FAURÉ Barcarolles (Endres)
Michael Endres’s first recorded foray into Fauré (pun intended) stands out from the pack in several respects. In contrast to the slightly dry, ‘top of the keys’ transparency typifying Fauré specialists of the French school such as Jean Doyen, Grant Johannesen and Jean-Philippe Collard, Endres builds his sonority from the bottom up, singing out the Barcarolles’ melodic lines with a warm, penetrating legato that is never weighty. Consequently, No 1’s waltzing charm becomes more wistful and intimate than usual, while the pianist intelligently contours the chromatic intricacies in No 2’s central climax. His subtle way of lingering on an unexpected cadence or uncovering an inner voice conveys a probing impression throughout No 3 that markedly differs from more straightforwardly lilting performances, such as the one in Delphine Bardin’s Fauré Barcarolles cycle (Alpha, 9/10). Compared to the way in which Germaine Thyssens-Valentin unfolds No 4’s descending imitative phrases in suggestive pastels (Testament, 8/02), Endres underlines them in primary colours.

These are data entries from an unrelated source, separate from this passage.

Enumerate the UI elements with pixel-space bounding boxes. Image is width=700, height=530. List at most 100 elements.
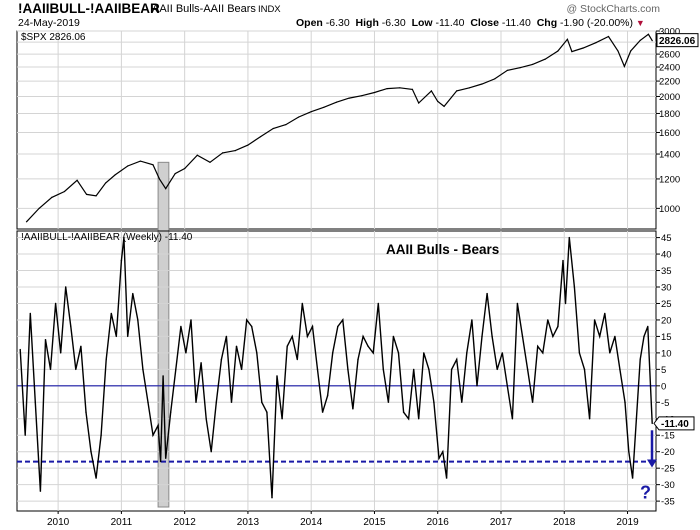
spx-point xyxy=(95,195,97,197)
x-tick-label-4: 2014 xyxy=(300,517,323,528)
aaii-point xyxy=(542,352,544,354)
spx-point xyxy=(506,69,508,71)
spx-point xyxy=(623,65,626,67)
spx-point xyxy=(127,165,129,167)
aaii-point xyxy=(647,325,649,328)
aaii-point xyxy=(382,368,384,371)
spx-point xyxy=(557,50,559,52)
aaii-ytick-label-4: -15 xyxy=(661,431,675,442)
spx-point xyxy=(38,207,40,209)
aaii-ytick-label-3: -20 xyxy=(661,447,675,458)
aaii-point xyxy=(442,451,444,453)
spx-point xyxy=(310,111,312,113)
spx-point xyxy=(399,87,401,89)
aaii-point xyxy=(281,418,283,420)
aaii-point xyxy=(95,477,97,479)
aaii-point xyxy=(547,319,549,321)
aaii-point xyxy=(635,418,638,420)
spx-point xyxy=(152,164,154,166)
aaii-point xyxy=(261,401,263,403)
aaii-ytick-label-2: -25 xyxy=(661,464,675,475)
aaii-point xyxy=(526,368,529,371)
aaii-point xyxy=(552,335,554,338)
x-tick-label-2: 2012 xyxy=(174,517,197,528)
aaii-point xyxy=(511,418,514,420)
aaii-point xyxy=(599,335,601,338)
open-label: Open xyxy=(296,17,323,29)
x-tick-label-7: 2017 xyxy=(490,517,513,528)
aaii-point xyxy=(568,236,570,239)
aaii-point xyxy=(564,302,567,305)
aaii-point xyxy=(85,411,87,413)
aaii-point xyxy=(387,401,390,403)
aaii-point xyxy=(180,325,182,328)
aaii-point xyxy=(609,352,611,354)
spx-point xyxy=(196,154,198,156)
down-arrow-icon: ▼ xyxy=(635,18,645,28)
aaii-point xyxy=(210,451,212,453)
spx-point xyxy=(323,106,325,108)
spx-point xyxy=(571,51,573,53)
x-tick-label-5: 2015 xyxy=(363,517,386,528)
close-value: -11.40 xyxy=(501,17,531,29)
aaii-point xyxy=(157,424,159,427)
index-name: AAII Bulls-AAII Bears xyxy=(152,3,256,15)
aaii-point xyxy=(501,352,503,354)
chart-date: 24-May-2019 xyxy=(18,17,80,29)
spx-ytick-label-6: 2200 xyxy=(659,77,680,88)
aaii-point xyxy=(205,418,207,420)
aaii-point xyxy=(235,345,238,347)
aaii-point xyxy=(377,302,379,305)
chart-symbol: !AAIIBULL-!AAIIBEAR xyxy=(18,1,160,16)
aaii-point xyxy=(29,312,31,315)
aaii-ytick-label-13: 30 xyxy=(661,283,672,294)
spx-ytick-label-2: 1400 xyxy=(659,150,680,161)
spx-point xyxy=(468,87,470,89)
aaii-point xyxy=(643,335,645,338)
aaii-point xyxy=(537,345,539,347)
chg-value: -1.90 (-20.00%) xyxy=(560,17,633,29)
aaii-point xyxy=(516,302,519,305)
aaii-point xyxy=(110,312,113,315)
spx-point xyxy=(494,78,496,80)
spx-point xyxy=(361,95,363,97)
aaii-point xyxy=(562,259,564,262)
aaii-point xyxy=(44,339,47,341)
aaii-point xyxy=(75,368,77,371)
aaii-point xyxy=(531,401,534,403)
spx-point xyxy=(532,63,534,65)
exchange-label: INDX xyxy=(257,4,281,15)
aaii-point xyxy=(123,236,125,239)
aaii-point xyxy=(466,352,468,354)
spx-point xyxy=(114,174,116,176)
aaii-ytick-label-1: -30 xyxy=(661,480,675,491)
aaii-plot-frame xyxy=(16,230,657,512)
aaii-ytick-label-16: 45 xyxy=(661,233,672,244)
aaii-point xyxy=(456,358,458,361)
spx-point xyxy=(566,38,569,40)
aaii-point xyxy=(19,348,21,351)
spx-point xyxy=(607,35,610,38)
aaii-point xyxy=(326,395,329,397)
spx-point xyxy=(272,127,274,130)
x-axis: 2010 2011 2012 2013 2014 2015 2016 2017 2018 2019 xyxy=(47,511,639,528)
aaii-point xyxy=(604,312,606,315)
aaii-point xyxy=(65,286,67,288)
aaii-point xyxy=(337,325,339,328)
spx-point xyxy=(297,116,300,118)
aaii-point xyxy=(461,401,463,403)
low-label: Low xyxy=(411,17,433,29)
x-tick-label-9: 2019 xyxy=(616,517,639,528)
aaii-ytick-label-6: -5 xyxy=(661,398,669,409)
aaii-point xyxy=(433,401,435,403)
aaii-point xyxy=(593,319,596,321)
question-mark: ? xyxy=(640,483,651,503)
aaii-point xyxy=(413,368,415,371)
spx-point xyxy=(335,101,338,103)
aaii-ytick-label-0: -35 xyxy=(661,497,675,508)
aaii-point xyxy=(486,292,488,295)
aaii-point xyxy=(301,302,303,305)
aaii-last-value-box xyxy=(653,416,695,431)
aaii-point xyxy=(578,352,581,354)
close-label: Close xyxy=(470,17,499,29)
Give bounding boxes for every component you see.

While the Fifth Barcarolle’s elusive harmonic game plan can easily withstand Endres’s broad, nuanced interpretation, the cross-rhythmic phrasing somehow loses the very momentum generated in comparably straightforward performances by Robert Casadesus and Vlado Perlemuter. Likewise, his deliberate, tonally refulgent No 6 is antipodal to Thyssens-Valentin’s expressive discretion, yet proves equally plausible. Furthermore, Endres’s approach effectively illuminates No 8’s volatile shifts in mood and dynamics. His apt inflections in No 12 transpire within the parameters of a steady, anchoring pulse. Is it my imagination, or does the left-hand ostinato foreshadow Stephen Sondheim’s ‘Send in the clowns’? In all, the mastery and individual imprint that distinguishes this splendidly engineered release is only to be expected of Michael Endres, whose large and wide-ranging discography may be one of the piano world’s best kept secrets.